Since it’s topical and because I’m the sweetest, most thoughtful and sensitive person I know, I’ve decided to give Barack O a taste of Kenya to sustain him through what will be a pretty exhausting day and - of course - to remind him of his roots. Fish is brain food – or so I’ve been told – and Mr O is going to have to have his wits about him.
The Nile perch is also called the Lake Victoria perch. However it is not a true perch… nor did it ever live in the Nile. (Lake Victoria is the second largest natural lake in the world and its rich harvest is shared by Uganda, Kenya and Tanzania) This particular piscis has the highest omega-3 content of any fish and has a lovely firm, flaky texture and a light, delicate flavour. And to add to the list of Good Things About Nile Perch, it has very few bones, so it makes an excellent choice for Mums who struggle to get their children to eat anything other than chicken nuggets.

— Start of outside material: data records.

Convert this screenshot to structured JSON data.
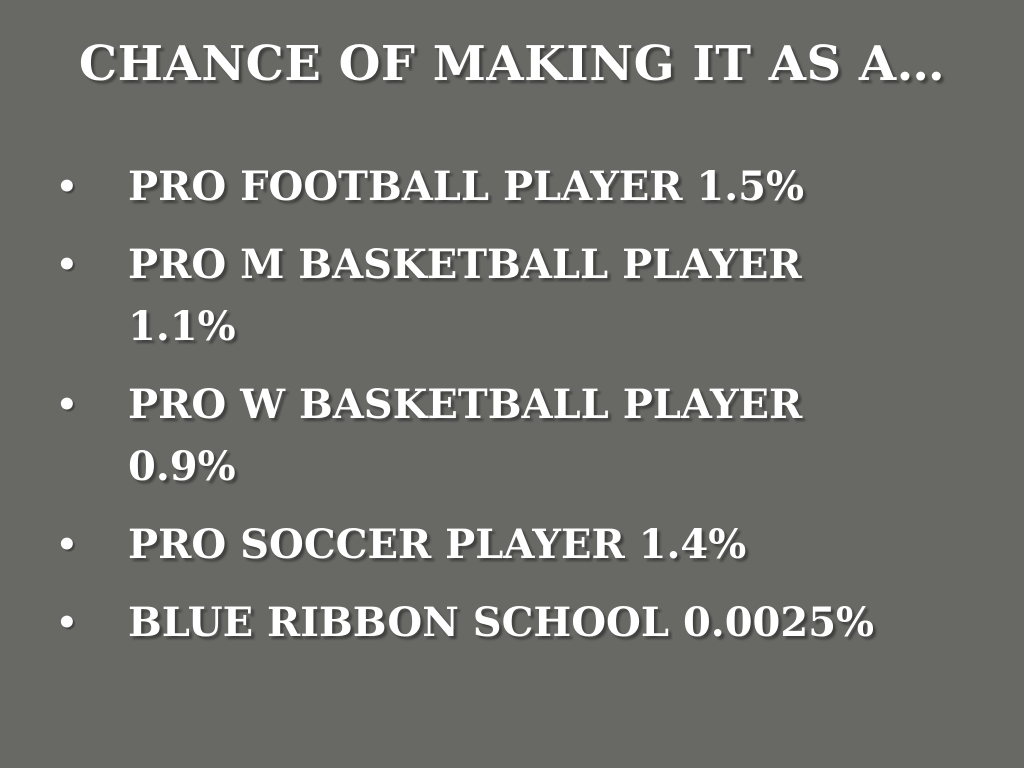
{
  "slide": {
    "title": "CHANCE OF MAKING IT AS A…",
    "bullet_glyph": "•",
    "bullets": [
      {
        "lines": [
          "PRO FOOTBALL PLAYER 1.5%"
        ]
      },
      {
        "lines": [
          "PRO M BASKETBALL PLAYER",
          "1.1%"
        ]
      },
      {
        "lines": [
          "PRO W BASKETBALL PLAYER",
          "0.9%"
        ]
      },
      {
        "lines": [
          "PRO SOCCER PLAYER 1.4%"
        ]
      },
      {
        "lines": [
          "BLUE RIBBON SCHOOL 0.0025%"
        ]
      }
    ],
    "colors": {
      "background": "#686865",
      "text": "#ffffff"
    }
  }
}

It can be grilled, fried, poached, sautéed, braised, roasted, steamed or served as kebabs or even sashimi. Because Nile perch has a low water content, it's best to marinate the fillets for a while before grilling or barbecuing them.
But for Mr. O - I think a very speedy ‘bouillabaisse’ would be just the ticket.
In a casserole dish or Dutch oven, bring 500 ml (2 cups) water and 65 ml (1/4 cup) fish stock to a boil.
Add vegetables (diced carrot, leek, zucchini, red onion) to this liquid.
Five minutes before the vegetables are cooked, add the perch fillets and cook for 5 minutes.
Drain; place everything on a big serving plate with a bowl of aioli.
8 garlic cloves
half tsp sea salt
half tsp freshly ground black pepper
150ml (3/4 cup) extra virgin olive oil
2 egg yolks
1-2 tbsp lemon juice
In a pestle and mortar, pound together the garlic, salt and pepper until smooth, adding a little olive oil from time to time to moisten the mixture.
Once the mixture has formed a smooth paste, add the egg yolks and pound again until they are completely mixed into the garlic.
Slowly add the remaining olive oil, as if making mayonnaise, until it’s all thick and smooth.
Beat in the lemon juice to taste, plop it into a pretty bowl and serve with the fish.
On second thoughts, better to leave off the aioli for Mr. O. He certainly won’t want garlicky breath at this stage of the game. And if you don’t want garlicky breath either, serve the fish with a swirl of crème fraich or sour cream.
Wow, the egg in it I could skip. It's eaten raw, huh? I have a mental problem with raw eggs.
LOVE garlic, though! And I love the artwork I see in your blog!
mr o will love this post...and the delicious recipe too.